Microformat Extractors

This section describes some extractions corner-cases and their relative RDF representations. Main aim of this section is to describe how some specific cases are processed with Apache Any23 showing the correspondences between the extracted RDF triples.

microformat-nesting * Nesting different Microformats

This section describes how Apache Any23 represents, with RDF, the content of an HTML fragments containing different nested Microformats. Apache Any23 performs the extraction executing different extractors for every supported Microformat on a input HTML page. There are two different possibilities to write extractors able to produce a set of RDF triples that coherently represents this nesting.

More specifically:

In the first case, the logic for representing the nested values, is directly embedded in the upper-level Extractor. For example, the following HTML fragment shows an hCard that contains an hAddress Microformat.

<span class="vcard">
  <span class="fn">L'Amourita Pizza</span>
   Located at
  <span class="adr">
    <span class="street-address">123 Main St</span>,
    <span class="locality">Albequerque</span>,
    <span class="region">NM</span>.
  </span>
  <a href="http://pizza.example.com" class="url">http://pizza.example.com</a>
</span>

Since, as shown below, the HCardExtractor contains the code to handle nested hAddress,

foundSomething |= addSubMicroformat("adr", card, VCARD.adr);

...

private boolean addSubMicroformat(String className, Resource resource, IRI property) {
    List<Node> nodes = fragment.findAllByClassName(className);
    if (nodes.isEmpty()) return false;
    for (Node node : nodes) {
        addBNodeProperty(
            getDescription().getExtractorName(),
            node,
            resource, property, getBlankNodeFor(node)
        );
    }
    return true;
}

it explicitly produces the triples claiming the native nesting relationship:

<rdf:Description rdf:nodeID="nodee2296b803cbf5c7953614ce9998c4083">
  <vcard:url rdf:resource="http://pizza.example.com"/>
  <vcard:adr rdf:nodeID="nodea8badeafb65268ab3269455dd5377a5e"/>
  <rdf:type rdf:resource="http://www.w3.org/2006/vcard/ns#VCard"/>

  <rdf:Description rdf:nodeID="nodea8badeafb65268ab3269455dd5377a5e">
  <rdf:type rdf:resource="http://www.w3.org/2006/vcard/ns#Address"/>
  <vcard:street-address>123 Main St</vcard:street-address>
  <vcard:locality>Albequerque</vcard:locality>
  <vcard:region>NM</vcard:region>
</rdf:Description>

It is higly recommended to decorate the extractors who natively handle the nesting relatioship using the @Includes annotation. This annotation, if present, avoid the production of nesting_original and nesting_structured RDF statements.

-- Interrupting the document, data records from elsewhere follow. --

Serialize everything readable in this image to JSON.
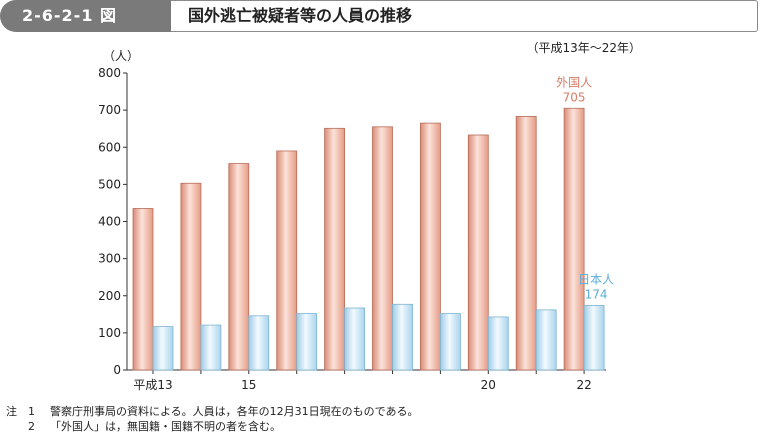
{
  "header": {
    "figure_number": "2-6-2-1 図",
    "title": "国外逃亡被疑者等の人員の推移"
  },
  "chart_data": {
    "type": "bar",
    "unit_label": "（人）",
    "period_note": "（平成13年～22年）",
    "ylim": [
      0,
      800
    ],
    "yticks": [
      "0",
      "100",
      "200",
      "300",
      "400",
      "500",
      "600",
      "700",
      "800"
    ],
    "categories": [
      "平成13",
      "",
      "15",
      "",
      "",
      "",
      "",
      "20",
      "",
      "22"
    ],
    "series": [
      {
        "name": "外国人",
        "color": "#e9a893",
        "values": [
          435,
          503,
          556,
          590,
          651,
          655,
          665,
          633,
          683,
          705
        ],
        "end_label_value": "705"
      },
      {
        "name": "日本人",
        "color": "#bfe0f2",
        "values": [
          117,
          121,
          146,
          152,
          167,
          177,
          152,
          143,
          162,
          174
        ],
        "end_label_value": "174"
      }
    ],
    "colors": {
      "series_label_foreign": "#d97c66",
      "series_label_japanese": "#5aaed8",
      "axis": "#333333"
    }
  },
  "notes": {
    "mark": "注",
    "items": [
      {
        "num": "1",
        "text": "警察庁刑事局の資料による。人員は，各年の12月31日現在のものである。"
      },
      {
        "num": "2",
        "text": "「外国人」は，無国籍・国籍不明の者を含む。"
      }
    ]
  }
}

The following example shows how the @Includes annotation could be used to claim the fact that HCardExtractor natively embedds the AdrExtractor.

@Includes( extractors = AdrExtractor.class )
public class HCardExtractor extends EntityBasedMicroformatExtractor {

    // code omitted for brevity

}

Instead, the second manner is to leave to Apache Any23 the responsibility of identifying nested Microformats and produce a set of descriptive RDF triples. More specifically, the following HTML fragment, provided as a reference example on the Google Webmaster tools blog, shows a vEvent Microformat with a nested vCard.

<p class="schedule vevent">
  <span class="summary">
    <span style="font-weight:bold; color: #3E4876;">
       This event is organized by
      <span class="vcard">
        <a class="url fn" href="http://tantek.com/">Tantek Celik</a>
        <span class="org">Technorati</span>
      </span>
    </span>
    <a href="/cs/web2005/view/e_spkr/1852">Tantek Celik</a>
  </span>
</p>

Due to the fact that the Apache Any23 provided extractors don't explicitly foresee the possibility of nesting such two Microformats, it automatically identifies the nesting relationship and represents it with the following triples:

<rdf:Description rdf:nodeID="node755b2b367973b6854ec68c77bec9b3">
  <nesting_original xmlns="http://vocab.sindice.net/" rdf:resource="http://www.w3.org/2002/12/cal/icaltzd#summary"/>
  <nesting_structured xmlns="http://vocab.sindice.net/" rdf:nodeID="node985d8f2b9afb02eeddf2e72b5eeb74"/>
</rdf:Description>

<rdf:Description rdf:nodeID="node150ldsavbx29">
  <nesting xmlns="http://vocab.sindice.net/" rdf:nodeID="node755b2b367973b6854ec68c77bec9b3"/>
</rdf:Description>

That informally means that the vEvent Microformat has a nested hCard through the property http://www.w3.org/2002/12/cal/icaltzd#summary providing for them two blank nodes.